Но он промолчал. Потому что барышня и так все знала. Бродягу передернуло, точно сквозняком ледяным обдало. Сотню лет преодолел как по лезвию, а этим, молодым, — словно наплевать. Страшно вымолвить — словно жизнь не самое ценное, что творцом дадено…

— Отчего же такой выбор? — недоуменно выступил бородатый, блестя очками. — Вовсе не по жандармской линии чин, да и к тому же… Впечатление, извините, словно здесь наемная шайка. Зачем вы так?..

И понесся бы дальше, гордо раздуваясь, да его пухлогубая осадила, отвлекла.

— Извините, — сказал усатый басом, — плохие новости, товарищей наших на юге арестовали. Мы слышали про вас, но не ожидали… Видимо, это знак свыше. Постараемся придумать… Прошу, чая не желаете?

…Разыграли картинку славно, под грабеж. Прижали экипаж на Фонтанке. Слабая граната полетела под брюхо лошади, затем подскочили трое, размахивая револьверами. Ранили служаку на запятках, кучер бросил вожжи, кинулся в бега. Одна лошадь билась с распоротым животом, вторую несильно посекло осколками, она взбрыкнула, поволокла карету юзом.

Советница запищала, сыновей к себе прижимая. Бродяга торопился от экипажа народников, по льду скользил. Бомбисты выволокли советника, манишкой в грязь, пенсне на роже разбили. Беднягу еще в карете контузило, да вдобавок он линзами порезался. Подслеповато моргал, на коленях в луже качаясь, кровь растирая. Даже не уразумел толком, что за ересь ему зачитывают.

Уже свистели, гоготали на Невском, студент на козлах махал своим товарищам, чтоб поспешали. Старший из бандитов бросил советнику бумажку с приговором в лицо, дважды выстрелил. Сорвались с места. Бродяга ужом нырнул в атласную теснину кареты, подивиться успел вкусному французскому парфюму, ножом ткнул Черного мортуса в грудь. Убить не страшился, знал уже, что такие нелегко с жизнью расстаются. Мог, конечно, убить ласково, остановить сердце мог. Но тогда слова заветного уже не дождешься, упорхнет вместе с астралом…

Советница полезла на него, выставив кулачки. Бродяга оценил трезво — баба грузная, воевать с такой несподручно. Он нагнул револьвер вниз, пальнул ей в платье, наугад, туда, где носки туфель под платьем. Женщина подпрыгнула, Бродяга тут же руку ей сжал, спать приказал. Старший отпрыск советника вбился острым задом в щель между седушкой и дверцей, на рожицу белее снега стал, с дымящегося дула глаз не сводил.

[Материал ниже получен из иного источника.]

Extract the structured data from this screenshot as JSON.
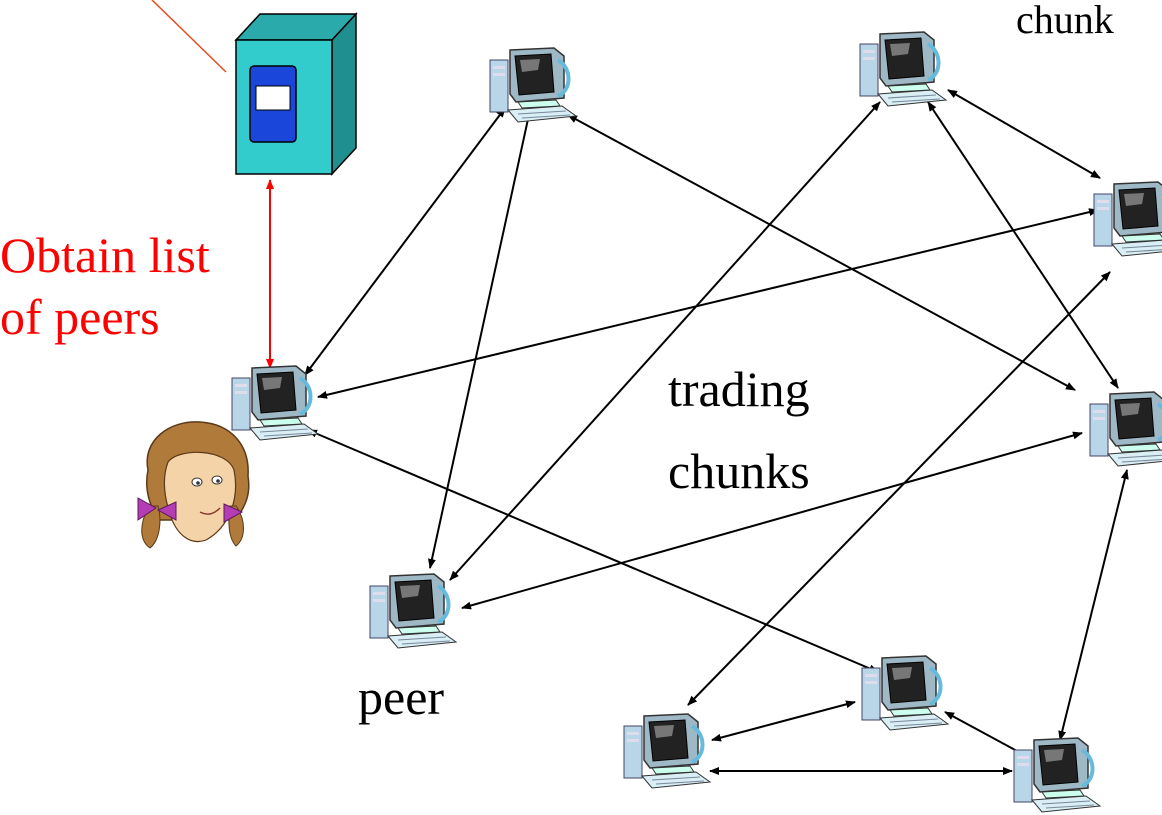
{
  "labels": {
    "top_right": "chunk",
    "obtain_line1": "Obtain list",
    "obtain_line2": "of peers",
    "trading_line1": "trading",
    "trading_line2": "chunks",
    "peer": "peer"
  },
  "colors": {
    "tracker_arrow": "#ff0000",
    "link": "#000000",
    "server_face": "#33cccc",
    "server_panel": "#1a47d9"
  },
  "icons": {
    "server": "tracker-server-icon",
    "computer": "computer-icon",
    "user": "alice-user-icon"
  }
}
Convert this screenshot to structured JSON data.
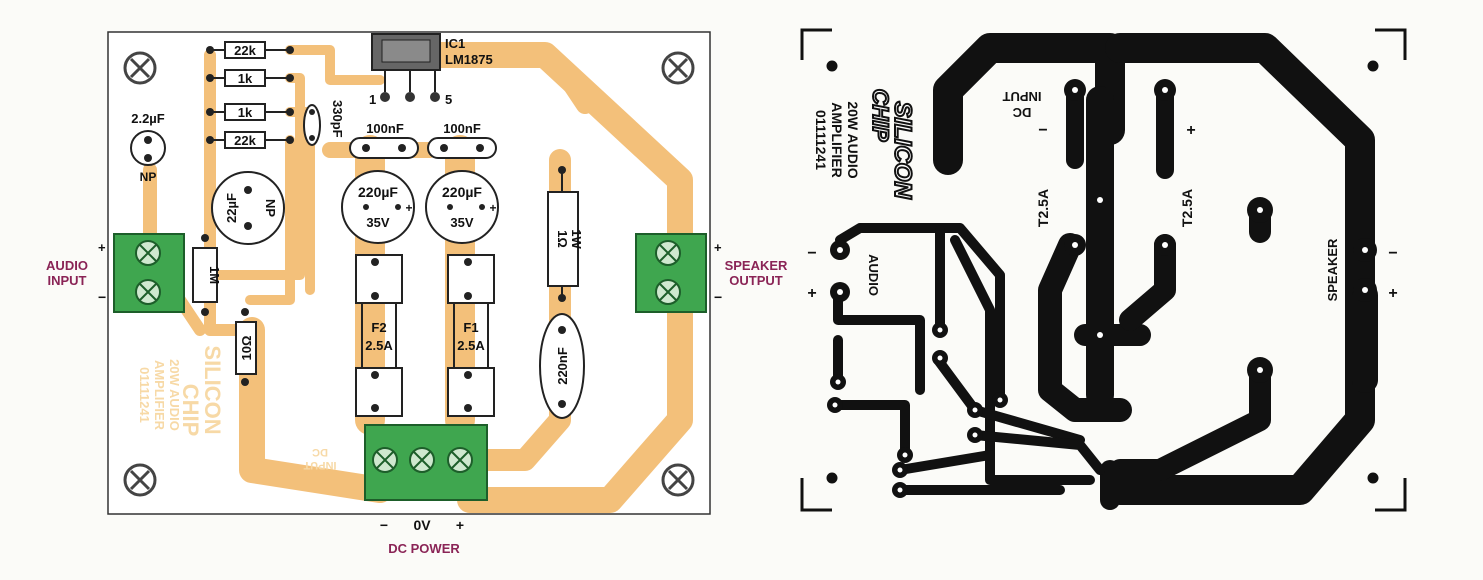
{
  "overlay": {
    "ic_ref": "IC1",
    "ic_part": "LM1875",
    "ic_pin1": "1",
    "ic_pin5": "5",
    "r_22k_a": "22k",
    "r_1k_a": "1k",
    "r_1k_b": "1k",
    "r_22k_b": "22k",
    "cap_330pf": "330pF",
    "cap_2u2": "2.2µF",
    "cap_2u2_np": "NP",
    "cap_22u": "22µF",
    "cap_22u_np": "NP",
    "cap_100n_a": "100nF",
    "cap_100n_b": "100nF",
    "cap_220u_a": "220µF",
    "cap_220u_a_v": "35V",
    "cap_220u_b": "220µF",
    "cap_220u_b_v": "35V",
    "res_1ohm": "1Ω",
    "res_1ohm_w": "1W",
    "res_1m": "1M",
    "res_10ohm": "10Ω",
    "fuse_f2": "F2",
    "fuse_f2_rating": "2.5A",
    "fuse_f1": "F1",
    "fuse_f1_rating": "2.5A",
    "cap_220n": "220nF",
    "dc_input_1": "DC",
    "dc_input_2": "INPUT",
    "audio_input_1": "AUDIO",
    "audio_input_2": "INPUT",
    "speaker_output_1": "SPEAKER",
    "speaker_output_2": "OUTPUT",
    "plus": "+",
    "minus": "−",
    "dc_minus": "−",
    "dc_zero": "0V",
    "dc_plus": "+",
    "dc_power": "DC POWER",
    "silk_brand_1": "SILICON",
    "silk_brand_2": "CHIP",
    "silk_title_1": "20W AUDIO",
    "silk_title_2": "AMPLIFIER",
    "silk_code": "01111241"
  },
  "pcb": {
    "brand_1": "SILICON",
    "brand_2": "CHIP",
    "title_1": "20W AUDIO",
    "title_2": "AMPLIFIER",
    "code": "01111241",
    "dc_1": "DC",
    "dc_2": "INPUT",
    "minus": "−",
    "plus": "+",
    "fuse_a": "T2.5A",
    "fuse_b": "T2.5A",
    "audio": "AUDIO",
    "speaker": "SPEAKER",
    "audio_minus": "−",
    "audio_plus": "+",
    "spk_minus": "−",
    "spk_plus": "+"
  },
  "colors": {
    "copper_overlay": "#f3c07a",
    "copper_art": "#111111",
    "terminal_green": "#3fa64f",
    "label_purple": "#8a2456"
  }
}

Экипаж народников рванул с места. Бродягу окликнули пару раз, но вылезать за ним не стали. Развернулись, пронеслись мимо галопом, грязь в окна швыряя. Где-то тетка завыла, топот нарастал, Бродяге слышалось бряцание шашек городовых о брусчатку. Советницу он усыпил одним прикосновением; пышной копной осела она, складки кружевные облаком вздыбив. Склонился над пареньком русым. Тот, запрокинувшись, лежал, дышал часто, кулачок к дырке в груди прижимая. Смотрел вверх, сквозь матерчатый потолок кареты, сквозь низкое суровое небо. Бродяга сотни раз встречал такой взгляд, затухающий, последний. Сердце еще бьется, но боль выскочила из человека, уступая место благодати вечной. Бродяга склонился к устам юного мортуса, прислушался.

— …Изваянием… — выдавил мальчик, и все для него кончилось.

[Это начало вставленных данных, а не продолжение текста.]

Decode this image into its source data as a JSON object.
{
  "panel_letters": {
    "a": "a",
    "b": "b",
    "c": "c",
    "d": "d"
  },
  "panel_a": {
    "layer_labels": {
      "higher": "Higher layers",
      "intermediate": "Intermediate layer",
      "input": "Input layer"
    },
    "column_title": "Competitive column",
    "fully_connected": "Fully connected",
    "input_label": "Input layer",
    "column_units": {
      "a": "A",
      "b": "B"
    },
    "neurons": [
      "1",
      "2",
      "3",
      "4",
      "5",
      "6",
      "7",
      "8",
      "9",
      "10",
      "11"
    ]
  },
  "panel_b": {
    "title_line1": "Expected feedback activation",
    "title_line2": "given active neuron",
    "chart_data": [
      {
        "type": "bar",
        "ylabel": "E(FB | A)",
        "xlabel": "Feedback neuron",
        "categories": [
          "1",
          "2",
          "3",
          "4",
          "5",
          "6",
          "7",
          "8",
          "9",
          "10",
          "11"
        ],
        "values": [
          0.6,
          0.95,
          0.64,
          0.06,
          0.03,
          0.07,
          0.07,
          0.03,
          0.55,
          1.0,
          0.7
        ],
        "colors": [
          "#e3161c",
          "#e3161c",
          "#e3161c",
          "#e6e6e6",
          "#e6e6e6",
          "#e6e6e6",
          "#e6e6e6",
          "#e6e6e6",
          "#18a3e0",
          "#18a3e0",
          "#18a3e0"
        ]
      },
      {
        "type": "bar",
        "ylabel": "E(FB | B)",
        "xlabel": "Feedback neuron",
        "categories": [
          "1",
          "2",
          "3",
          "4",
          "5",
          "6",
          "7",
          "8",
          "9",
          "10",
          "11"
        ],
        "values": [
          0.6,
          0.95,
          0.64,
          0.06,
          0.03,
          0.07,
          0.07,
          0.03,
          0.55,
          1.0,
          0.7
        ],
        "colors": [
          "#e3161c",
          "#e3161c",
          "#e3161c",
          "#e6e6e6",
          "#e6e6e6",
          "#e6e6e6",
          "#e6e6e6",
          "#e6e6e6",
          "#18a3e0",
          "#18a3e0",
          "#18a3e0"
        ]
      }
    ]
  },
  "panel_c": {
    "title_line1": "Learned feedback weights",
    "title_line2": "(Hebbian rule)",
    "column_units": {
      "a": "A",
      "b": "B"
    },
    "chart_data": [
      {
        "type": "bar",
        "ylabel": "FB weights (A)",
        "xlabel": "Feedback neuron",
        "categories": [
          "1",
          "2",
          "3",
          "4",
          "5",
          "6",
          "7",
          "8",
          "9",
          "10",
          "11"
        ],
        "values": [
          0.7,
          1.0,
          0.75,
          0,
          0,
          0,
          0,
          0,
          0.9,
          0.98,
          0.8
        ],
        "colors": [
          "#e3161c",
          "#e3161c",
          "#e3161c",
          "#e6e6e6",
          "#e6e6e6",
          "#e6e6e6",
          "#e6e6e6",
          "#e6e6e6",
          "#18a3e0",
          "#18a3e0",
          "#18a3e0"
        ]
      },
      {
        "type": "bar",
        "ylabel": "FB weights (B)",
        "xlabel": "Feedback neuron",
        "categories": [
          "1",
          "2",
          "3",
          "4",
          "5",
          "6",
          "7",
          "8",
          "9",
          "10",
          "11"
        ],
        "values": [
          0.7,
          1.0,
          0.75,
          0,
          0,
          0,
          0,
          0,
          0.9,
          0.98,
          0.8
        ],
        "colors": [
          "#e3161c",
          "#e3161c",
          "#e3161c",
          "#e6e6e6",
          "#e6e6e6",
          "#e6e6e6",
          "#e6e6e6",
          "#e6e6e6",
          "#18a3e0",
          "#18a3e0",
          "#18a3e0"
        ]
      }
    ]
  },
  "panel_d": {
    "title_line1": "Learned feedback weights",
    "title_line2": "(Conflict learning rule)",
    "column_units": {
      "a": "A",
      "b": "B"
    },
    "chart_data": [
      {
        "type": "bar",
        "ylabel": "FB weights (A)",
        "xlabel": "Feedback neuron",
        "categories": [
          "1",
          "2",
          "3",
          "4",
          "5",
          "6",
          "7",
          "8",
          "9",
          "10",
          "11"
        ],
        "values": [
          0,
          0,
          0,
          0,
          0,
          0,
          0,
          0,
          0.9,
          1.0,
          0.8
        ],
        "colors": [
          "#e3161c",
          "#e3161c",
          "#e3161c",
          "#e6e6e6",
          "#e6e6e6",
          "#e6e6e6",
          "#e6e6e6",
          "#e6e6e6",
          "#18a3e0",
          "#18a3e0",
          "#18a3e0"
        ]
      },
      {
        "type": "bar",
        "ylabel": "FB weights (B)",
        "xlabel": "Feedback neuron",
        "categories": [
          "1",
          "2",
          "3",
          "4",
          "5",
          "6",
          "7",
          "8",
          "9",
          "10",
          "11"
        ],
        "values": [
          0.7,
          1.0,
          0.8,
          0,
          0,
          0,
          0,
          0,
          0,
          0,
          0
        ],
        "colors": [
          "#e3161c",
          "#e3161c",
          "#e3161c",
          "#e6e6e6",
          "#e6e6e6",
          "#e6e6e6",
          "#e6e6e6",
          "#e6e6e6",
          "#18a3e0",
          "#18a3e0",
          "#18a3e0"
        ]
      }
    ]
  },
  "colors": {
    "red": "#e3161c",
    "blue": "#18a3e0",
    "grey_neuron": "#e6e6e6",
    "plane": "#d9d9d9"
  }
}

Бродяга плащом прикрылся, шустро метнулся в подворотню, к резервному экипажу. В висках счастье билось. Успел, успел, ах как славно все устроил…

Отпустил возницу заранее, дабы не вычислили дружки-народники, спрыгнул во мраке вечернем. Легко по набережной шагалось, воздух он полной грудью вдыхал, и колени почти не болели. Пока не мог сочинить, куда слово новое вставить, но, кажется, в последнюю строку ложилось идеально.

Об убитом отроке не вспоминал. О стихе думал, как всегда. Мальчиков таких завтра дюжину к нему принесут, родичи в ногах станут валяться, чтоб исцелил. Идиоты! Не разумеют, что исцелить Белый мортус может только тех, кто сам тщится здоровье получить или вернуть. А таких мало!..

Бродяга не переставал удивляться, до чего мало воли в человеках. Вроде дышать хочет всякая зверушка, цепляется, нос высовывает, а человек, венец творения, по образу и подобию сотворенный, и не может себя заставить, скажем, водку не пить. А когда им глаголешь, что надо, к примеру, зимой одежды скинуть, да босиком по снегу, чтоб дрянь болючая в землю сползла, еще и спорят, упираются! Растолкуй им, отчего именно так, а не иначе! К примеру, отчего полета пчелиных уколов вытерпеть надобно или почему одним отваром почечным, горьким до косоглазия, неделю питаться требуется. Им подавай микстурки сладкие, немецкие, да блины жирные — вот и вся больница…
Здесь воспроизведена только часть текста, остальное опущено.